I wondered how he, as an Indian, would have fared in the New York of the 1950’s still gripped by Communist paranoia and also segregation – how did he manage to go into a diner for example and order a burger and fries ?…was he turned away in spite of his stylish Western suit and haircut ?

My father was always a fighter however and had participated in often violent protest marches against both the colonialist rulers of India and for Communist ideology, which was rampant in the South of India and promised greater equality for workers, people in general and in particular, for women, and the region remains solidly Left-facing to the present day, and I knew he would take no nonsense from people whoever they were or wherever they were from.

An anecdote my mother likes to mention from time to time is of when he was refused entry into a N.Y barbershop because he was not white, but he refused and ordered the barber to cut his hair, which he duly did. Typical of his generation, my father rarely mentioned any instances of outright racism that he encountered in New York, if any, and if so, he would simply have brushed it aside or confronted it head-on.

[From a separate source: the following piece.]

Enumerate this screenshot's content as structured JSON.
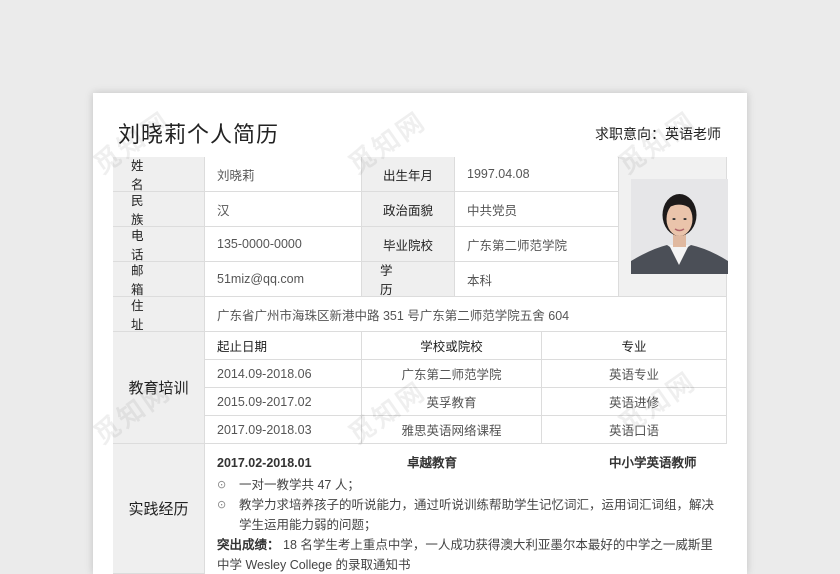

So perhaps that burger and fries was a final hat-tip to a wonderful and happy part of his life – not to say that it wasn’t when he moved to the U.K, but he was then in the prime of his life and the troubles and struggles he had faced in India must have seemed like a lifetime away.

I like to think so anyway, that his mind drifted back to his apartment in 1950/51 on a swelteringly hot afternoon with a window open, his A/C running, the TV on playing Sid Caesar and a “Rheingold” beer chilled in the unimaginable luxury of a refrigerator and perhaps a burger and fries on the table as he kicked back – and perhaps even thinking about the mysterious “Shirley”, who apparently once proposed to him while he was there – he was a good looking man after all, but in spite of that he remained loyal to my mother.

He’d left “God’s Own Country” of Kerala, South India and was now in that other “God’s Own Country” of America, a paradise of coconut groves, winding canals and poverty swapped for that of skyscrapers, television and wealth and he was loving every minute of it.